### Archive

From my previous post, we know that the update equation for covariance matrix might not be numerically stable because of the matrix not being positive definite. An easy way to stabilize the algorithm is to add a relatively small positive number a.k.a. loading factor to the diagonal entries of the covariance matrix. But, Does the factor loading affect the likelihood or the convergence of the EM algorithm?

Apparently, adding the loading factor to the covariance matrix does impact the log-likelihood value. I made some experiments on the issue, and let me share the results with you as seen in the learning curve (log-likelihood curve) of ITSBN with EM algorithm below. The factor is applied to the matrix only when the determinant of the covariance matrix is smaller than $10^{-6}$. There are 5 different factors used in this experiment listed as follows; $10^{-8}, 10^{-6}, 10^{-4}, 10^{-3}, 10^{-2}$. The results show that the learning curves are still monotonically increasing* and level off near the end. Furthermore, we found that the level-off value are highly associated with the value of the factor. The bigger the factor, the smaller the level-off value. This suggested that we should pick smallest value of factor as possible in order to stay as close as the ideal learning curve as possible. Note that the loading factor is not added to the covariance matrix until the second iteration.

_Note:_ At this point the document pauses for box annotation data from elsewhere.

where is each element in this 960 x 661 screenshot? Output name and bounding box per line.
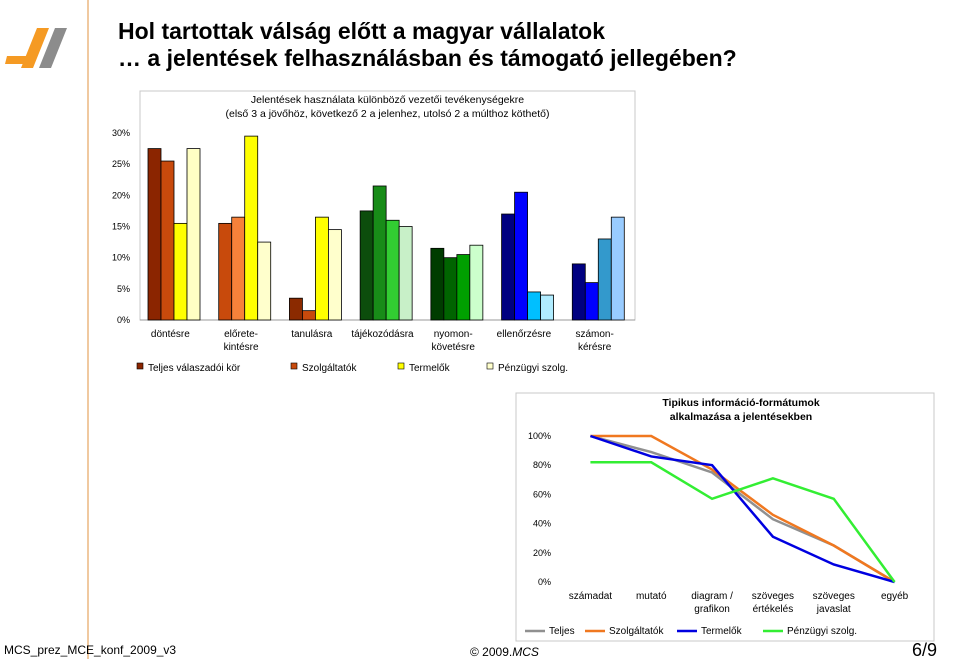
bar	[372, 185, 387, 321]
copyright-brand: MCS	[512, 645, 539, 659]
bar	[186, 148, 201, 321]
y-tick-label: 0%	[117, 315, 130, 325]
series-line	[590, 434, 896, 584]
legend-swatch	[486, 362, 494, 370]
bar	[289, 297, 303, 321]
line-chart: Tipikus információ-formátumok alkalmazása…	[515, 392, 935, 642]
legend-label: Pénzügyi szolg.	[787, 626, 857, 637]
footer-copyright: © 2009.MCS	[470, 645, 539, 659]
x-tick-label: szöveges javaslat	[813, 591, 855, 615]
x-tick-label: nyomon-követésre	[432, 329, 476, 353]
bar	[147, 148, 162, 321]
y-tick-label: 15%	[112, 222, 130, 232]
y-tick-label: 5%	[117, 284, 130, 294]
bar	[430, 247, 445, 321]
y-tick-label: 0%	[538, 577, 551, 587]
legend-label: Szolgáltatók	[302, 363, 357, 374]
bar	[610, 216, 625, 321]
y-tick-label: 20%	[112, 190, 130, 200]
bar	[302, 310, 316, 321]
logo-icon	[5, 28, 67, 68]
bar-chart-title: Jelentések használata különböző vezetői …	[251, 94, 524, 106]
legend-label: Teljes válaszadói kör	[148, 363, 241, 374]
bar	[456, 254, 471, 321]
bar	[398, 226, 413, 321]
copyright-text: © 2009.	[470, 645, 513, 659]
legend-label: Szolgáltatók	[609, 626, 664, 637]
bar	[514, 191, 528, 321]
x-tick-label: döntésre	[151, 329, 190, 340]
legend-swatch	[397, 362, 405, 370]
y-tick-label: 30%	[112, 128, 130, 138]
x-tick-label: tanulásra	[291, 329, 333, 340]
title-line-1: Hol tartottak válság előtt a magyar váll…	[118, 18, 606, 44]
line-chart-title-line2: alkalmazása a jelentésekben	[670, 411, 812, 423]
chart-frame	[515, 392, 935, 642]
y-tick-label: 25%	[112, 159, 130, 169]
bar	[469, 244, 484, 321]
bar	[160, 160, 175, 321]
bar	[359, 210, 374, 321]
bar	[571, 263, 586, 321]
x-tick-label: szöveges értékelés	[752, 591, 794, 615]
bar	[257, 241, 272, 321]
legend-label: Teljes	[549, 626, 575, 637]
bar	[527, 291, 541, 321]
bar	[540, 294, 554, 321]
footer-filename: MCS_prez_MCE_konf_2009_v3	[4, 643, 177, 657]
bar	[315, 216, 329, 321]
y-tick-label: 80%	[533, 460, 551, 470]
x-tick-label: tájékozódásra	[351, 329, 414, 340]
x-tick-label: előrete-kintésre	[224, 329, 259, 353]
title-line-2: … a jelentések felhasználásban és támoga…	[118, 45, 737, 71]
x-tick-label: számon-kérésre	[575, 329, 613, 353]
x-tick-label: egyéb	[881, 591, 909, 602]
x-tick-label: diagram / grafikon	[691, 591, 733, 615]
legend-label: Termelők	[409, 363, 451, 374]
bar	[584, 282, 599, 321]
page-number: 6/9	[912, 640, 938, 660]
bar	[328, 229, 342, 321]
bar	[597, 238, 612, 321]
x-tick-label: ellenőrzésre	[497, 329, 552, 340]
y-tick-label: 40%	[533, 519, 551, 529]
bar	[443, 257, 458, 321]
series-line	[590, 461, 896, 583]
y-tick-label: 60%	[533, 489, 551, 499]
bar	[173, 222, 188, 321]
accent-divider	[87, 0, 89, 659]
y-tick-label: 10%	[112, 253, 130, 263]
bar	[501, 213, 515, 321]
bar	[218, 222, 233, 321]
legend-label: Termelők	[701, 626, 743, 637]
y-tick-label: 20%	[533, 548, 551, 558]
legend-label: Pénzügyi szolg.	[498, 363, 568, 374]
line-chart-title-line1: Tipikus információ-formátumok	[662, 397, 819, 409]
bar	[385, 219, 400, 321]
bar-chart-subtitle: (első 3 a jövőhöz, következő 2 a jelenhe…	[226, 108, 550, 120]
x-tick-label: mutató	[636, 591, 667, 602]
series-line	[590, 434, 895, 584]
y-tick-label: 100%	[528, 431, 551, 441]
x-tick-label: számadat	[569, 591, 613, 602]
bar-chart: Jelentések használata különböző vezetői …	[112, 90, 636, 374]
bar	[231, 216, 246, 321]
bar	[244, 135, 259, 321]
legend-swatch	[136, 362, 144, 370]
page-title: Hol tartottak válság előtt a magyar váll…	[118, 18, 737, 72]
legend-swatch	[290, 362, 298, 370]
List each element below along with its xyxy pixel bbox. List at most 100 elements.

There are so many plausible reasons. One common reason is that there is at least one Gaussian component not having its cluster members in a close affinity. This situation occurs when the data clusters spread very narrow with respect to the distance between each cluster; in other words, when the intra-cluster distance is much smaller than inter-cluster distance. Let’s assume we have 3 data clusters A, B and C, with A and B are almost merged to each other and very far away from C. We want to cluster the data into 3 components using the EM algorithm.  Suppose the initial locations of the 3 clusters are at the middle of the space among the three clusters, and it occurs that there is one centroid not having its “nearest” members. This also means that it is quite sufficient to use only 2 components to model the whole data rather than 3. Let’s assume the deserted centroid is labeled by the ID ‘2’. In which case, the posterior marginal distribution of each data sample will either have big value for label 1 or 3, but there is no sample give big value for label 2. In fact, to be more precise, the posterior marginal for the label 2 will be virtually zero for all the data samples. Unfortunately the update equation for a covariance matrix weights each atom (i.e., $(x_i-\mu_2)(x_i-\mu_2)^{\top}$)  of updated covariance matrix with its corresponding class posterior marginal $p(x_i=c_2|evidence)$, and hence give zero matrix for covariance matrix of class label 2. So, as you have seen, it is not always an easy case to use EM to cluster the really-far-separated data.